Ну, что сказать? Доехал. Сосед по купе собрался выходить в тех самых Осиповичах, а через полчаса после этого — заселился следующий, который ехал, я этого знать не хотел, но всё равно узнал, в Молодечно. При этом он раскладывался и укладывался так обстоятельно и кропотливо, словно ехать собирался как минимум до Мурманска через всю Прибалтику и Питер. Стоило ему успокоиться — и вскоре, на получасовой стоянке в Пуховичах, прямо под моим окном какие-то два не слишком трезвых работника стали выяснять отношения между собой и какой-то Марысей. Проводник попытался шугануть парочку — зря. Они тут же соорудили комплот «местные против пришлых» и стали материть проводника на два голоса. Апогея идиотизм достиг тогда, когда эту парочку через громкоговорители стал материть дежурный по станции, а два клоуна орали на динамик, будто он мог их слышать. И тот отвечал так, будто слышал — скорее, разумеется, просто слишком хорошо знал и эту парочку, и их набор аргументов, включая порядок следования. В общем, поезд уже отправился в путь, а со станции доносились раскаты начальственного грома на тему того, что «нехрен всяким дебилам своими воплями мешать спать нормальным людям». Фантастический пример вопиющей (в прямом смысле слова) самокритики. А вскоре после Пухович, казалось — только успели отъехать, а я лишь закрыл глаза, проводник пришёл будить меня, как договаривались — за полчаса до прибытия.
Как-то меня чем дальше, тем меньше привлекает романтика дальних железнодорожных странствий. И аргумент «зато в поезде ты отдыхаешь, а за рулём — работаешь» перестаёт казаться не то, что весомым — в принципе хоть сколько-то адекватным.
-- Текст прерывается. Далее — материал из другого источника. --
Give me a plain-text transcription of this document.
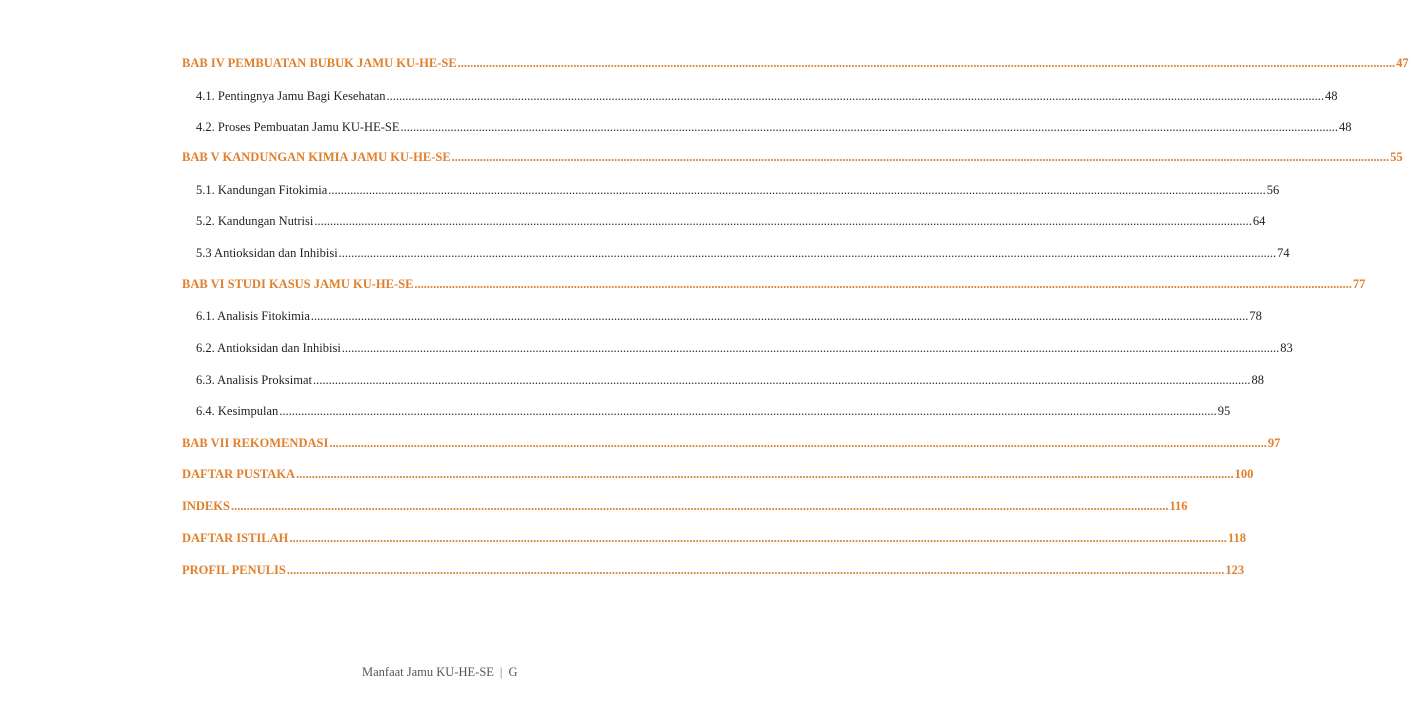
BAB IV PEMBUATAN BUBUK JAMU KU-HE-SE ............................................................................................................................................................................................................................................................................................................ 47
4.1. Pentingnya Jamu Bagi Kesehatan ............................................................................................................................................................................................................................................................................................................ 48
4.2. Proses Pembuatan Jamu KU-HE-SE ............................................................................................................................................................................................................................................................................................................ 48
BAB V KANDUNGAN KIMIA JAMU KU-HE-SE ............................................................................................................................................................................................................................................................................................................ 55
5.1. Kandungan Fitokimia ............................................................................................................................................................................................................................................................................................................ 56
5.2. Kandungan Nutrisi ............................................................................................................................................................................................................................................................................................................ 64
5.3 Antioksidan dan Inhibisi ............................................................................................................................................................................................................................................................................................................ 74
BAB VI STUDI KASUS JAMU KU-HE-SE ............................................................................................................................................................................................................................................................................................................ 77
6.1. Analisis Fitokimia ............................................................................................................................................................................................................................................................................................................ 78
6.2. Antioksidan dan Inhibisi ............................................................................................................................................................................................................................................................................................................ 83
6.3. Analisis Proksimat ............................................................................................................................................................................................................................................................................................................ 88
6.4. Kesimpulan ............................................................................................................................................................................................................................................................................................................ 95
BAB VII REKOMENDASI ............................................................................................................................................................................................................................................................................................................ 97
DAFTAR PUSTAKA ............................................................................................................................................................................................................................................................................................................ 100
INDEKS ............................................................................................................................................................................................................................................................................................................ 116
DAFTAR ISTILAH ............................................................................................................................................................................................................................................................................................................ 118
PROFIL PENULIS ............................................................................................................................................................................................................................................................................................................ 123
Manfaat Jamu KU-HE-SE | G
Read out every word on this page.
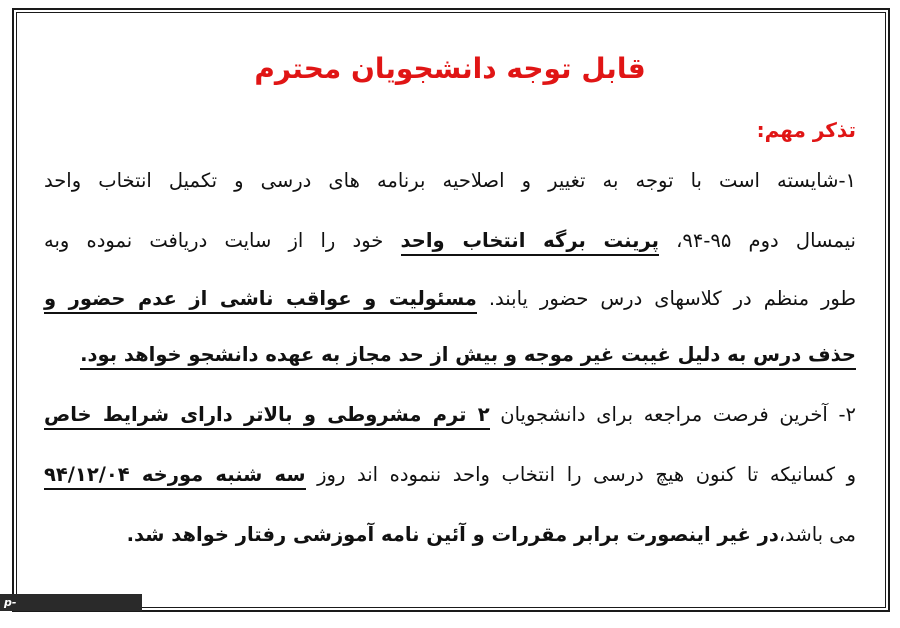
قابل توجه دانشجویان محترم
تذکر مهم:
۱-شایسته است با توجه به تغییر و اصلاحیه برنامه های درسی و تکمیل انتخاب واحد
نیمسال دوم ۹۵-۹۴، پرینت برگه انتخاب واحد خود را از سایت دریافت نموده وبه
طور منظم در کلاسهای درس حضور یابند. مسئولیت و عواقب ناشی از عدم حضور و
حذف درس به دلیل غیبت غیر موجه و بیش از حد مجاز به عهده دانشجو خواهد بود.
۲- آخرین فرصت مراجعه برای دانشجویان ۲ ترم مشروطی و بالاتر دارای شرایط خاص
و کسانیکه تا کنون هیچ درسی را انتخاب واحد ننموده اند روز سه شنبه مورخه ۹۴/۱۲/۰۴
می باشد،در غیر اینصورت برابر مقررات و آئین نامه آموزشی رفتار خواهد شد.
p-aliabadkatool.tvu.ac.ir
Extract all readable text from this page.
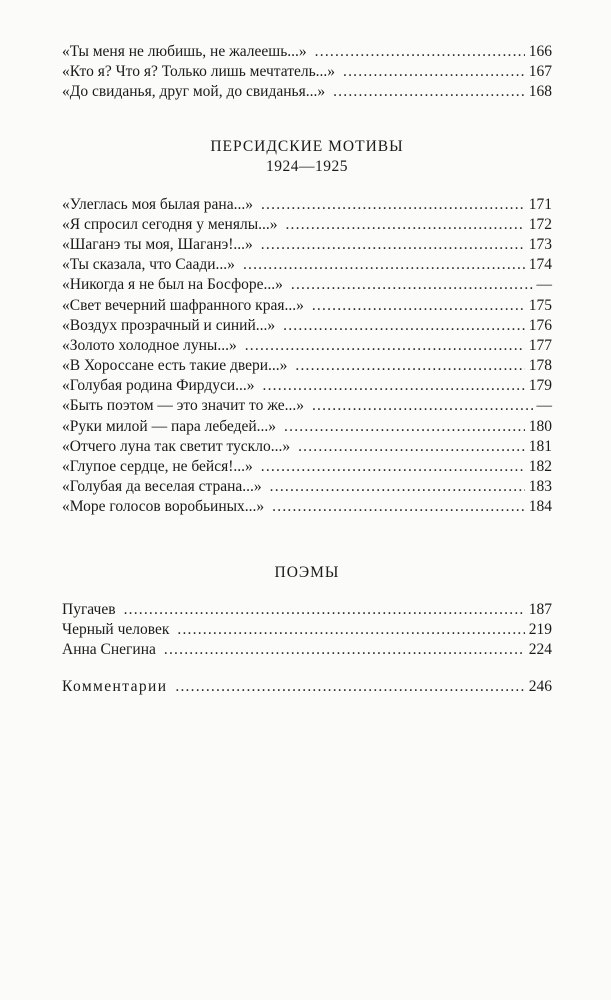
«Ты меня не любишь, не жалеешь...» .....	166
«Кто я? Что я? Только лишь мечтатель...» .....	167
«До свиданья, друг мой, до свиданья...» .....	168

ПЕРСИДСКИЕ МОТИВЫ

1924—1925

«Улеглась моя былая рана...» .....	171
«Я спросил сегодня у менялы...» .....	172
«Шаганэ ты моя, Шаганэ!...» .....	173
«Ты сказала, что Саади...» .....	174
«Никогда я не был на Босфоре...» .....	—
«Свет вечерний шафранного края...» .....	175
«Воздух прозрачный и синий...» .....	176
«Золото холодное луны...» .....	177
«В Хороссане есть такие двери...» .....	178
«Голубая родина Фирдуси...» .....	179
«Быть поэтом — это значит то же...» .....	—
«Руки милой — пара лебедей...» .....	180
«Отчего луна так светит тускло...» .....	181
«Глупое сердце, не бейся!...» .....	182
«Голубая да веселая страна...» .....	183
«Море голосов воробьиных...» .....	184

ПОЭМЫ

Пугачев .....	187
Черный человек .....	219
Анна Снегина .....	224
Комментарии .....	246
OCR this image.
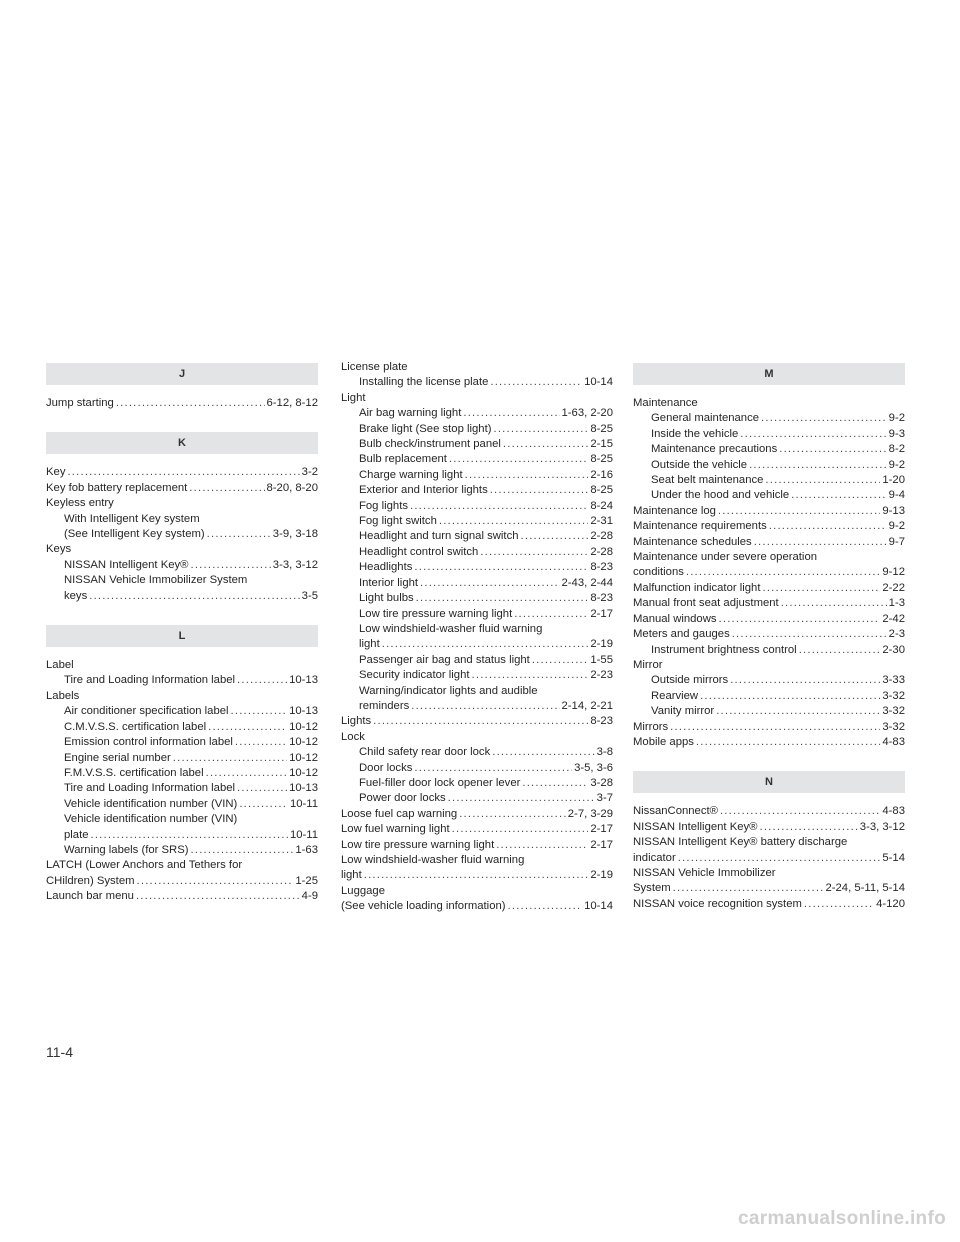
J
Jump starting .....	6-12, 8-12
K
Key .....	3-2
Key fob battery replacement .....	8-20, 8-20
Keyless entry
With Intelligent Key system
(See Intelligent Key system) .....	3-9, 3-18
Keys
NISSAN Intelligent Key® .....	3-3, 3-12
NISSAN Vehicle Immobilizer System
keys .....	3-5
L
Label
Tire and Loading Information label .....	10-13
Labels
Air conditioner specification label .....	10-13
C.M.V.S.S. certification label .....	10-12
Emission control information label .....	10-12
Engine serial number .....	10-12
F.M.V.S.S. certification label .....	10-12
Tire and Loading Information label .....	10-13
Vehicle identification number (VIN) .....	10-11
Vehicle identification number (VIN)
plate .....	10-11
Warning labels (for SRS) .....	1-63
LATCH (Lower Anchors and Tethers for
CHildren) System .....	1-25
Launch bar menu .....	4-9
License plate
Installing the license plate .....	10-14
Light
Air bag warning light .....	1-63, 2-20
Brake light (See stop light) .....	8-25
Bulb check/instrument panel .....	2-15
Bulb replacement .....	8-25
Charge warning light .....	2-16
Exterior and Interior lights .....	8-25
Fog lights .....	8-24
Fog light switch .....	2-31
Headlight and turn signal switch .....	2-28
Headlight control switch .....	2-28
Headlights .....	8-23
Interior light .....	2-43, 2-44
Light bulbs .....	8-23
Low tire pressure warning light .....	2-17
Low windshield-washer fluid warning
light .....	2-19
Passenger air bag and status light .....	1-55
Security indicator light .....	2-23
Warning/indicator lights and audible
reminders .....	2-14, 2-21
Lights .....	8-23
Lock
Child safety rear door lock .....	3-8
Door locks .....	3-5, 3-6
Fuel-filler door lock opener lever .....	3-28
Power door locks .....	3-7
Loose fuel cap warning .....	2-7, 3-29
Low fuel warning light .....	2-17
Low tire pressure warning light .....	2-17
Low windshield-washer fluid warning
light .....	2-19
Luggage
(See vehicle loading information) .....	10-14
M
Maintenance
General maintenance .....	9-2
Inside the vehicle .....	9-3
Maintenance precautions .....	8-2
Outside the vehicle .....	9-2
Seat belt maintenance .....	1-20
Under the hood and vehicle .....	9-4
Maintenance log .....	9-13
Maintenance requirements .....	9-2
Maintenance schedules .....	9-7
Maintenance under severe operation
conditions .....	9-12
Malfunction indicator light .....	2-22
Manual front seat adjustment .....	1-3
Manual windows .....	2-42
Meters and gauges .....	2-3
Instrument brightness control .....	2-30
Mirror
Outside mirrors .....	3-33
Rearview .....	3-32
Vanity mirror .....	3-32
Mirrors .....	3-32
Mobile apps .....	4-83
N
NissanConnect® .....	4-83
NISSAN Intelligent Key® .....	3-3, 3-12
NISSAN Intelligent Key® battery discharge
indicator .....	5-14
NISSAN Vehicle Immobilizer
System .....	2-24, 5-11, 5-14
NISSAN voice recognition system .....	4-120
11-4
carmanualsonline.info
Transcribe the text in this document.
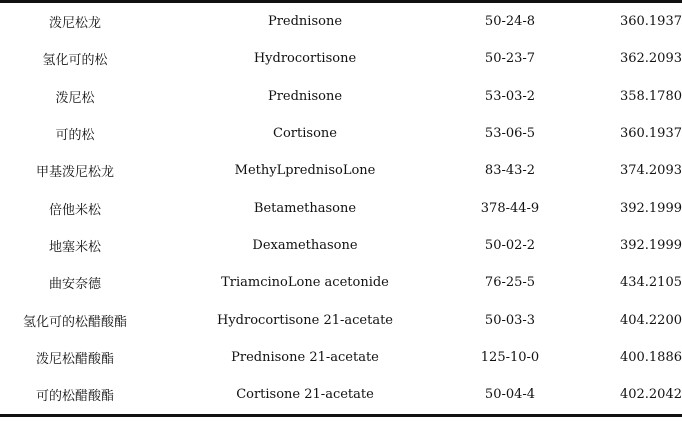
泼尼松龙	Prednisone	50-24-8	360.1937
氢化可的松	Hydrocortisone	50-23-7	362.2093
泼尼松	Prednisone	53-03-2	358.1780
可的松	Cortisone	53-06-5	360.1937
甲基泼尼松龙	MethyLprednisoLone	83-43-2	374.2093
倍他米松	Betamethasone	378-44-9	392.1999
地塞米松	Dexamethasone	50-02-2	392.1999
曲安奈德	TriamcinoLone acetonide	76-25-5	434.2105
氢化可的松醋酸酯	Hydrocortisone 21-acetate	50-03-3	404.2200
泼尼松醋酸酯	Prednisone 21-acetate	125-10-0	400.1886
可的松醋酸酯	Cortisone 21-acetate	50-04-4	402.2042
В Минске были без опоздания, что парадоксальным образом ничуть не радовало — хотя бы от того, что прибыл поезд в пять, а зал ожидания открывался в шесть. И что делать в течение этого часа? Биржа извозчиков как вымерла, и я их понимаю: с поезда вышло три пассажира, не считая меня, и двое местных тут же ушуршали куда-то во дворы, а третий стал грузить привезённые с собой тюки на встречавшую его ломовую подводу, пока «водитель кобылы» подозрительным взглядом осматривал пустынные окрестности. На всякий случай не стал идти в ту сторону, ибо ну его. Что радует во всей этой ситуации — я налегке. С собой только саквояж, револьвер и — самая примечательная деталь гардероба — меч. И вот что теперь делать⁈ Сидеть на лавочке в парке? Полиция вряд ли привяжется — меч напоказ явно свидетельствует о дворянском звании, и патрульные вряд ли рискнут делать замечание, но это не факт. Но в любом случае изображать бродягу не хочется. В итоге плюнул на всё, включая минимум десять рублей непредвиденных расходов и двинулся в сторону ближайшей гостиницы, заранее зная, что там будет дорого и бестолково — но всяко лучше лавочки в парке. Заплатив за сутки, что на жаргоне гостиничных деятелей означало «до полудня», попросил разбудить меня в десять и завалился спать, предупредив, что если кто-то будет орать под дверью — пристрелю.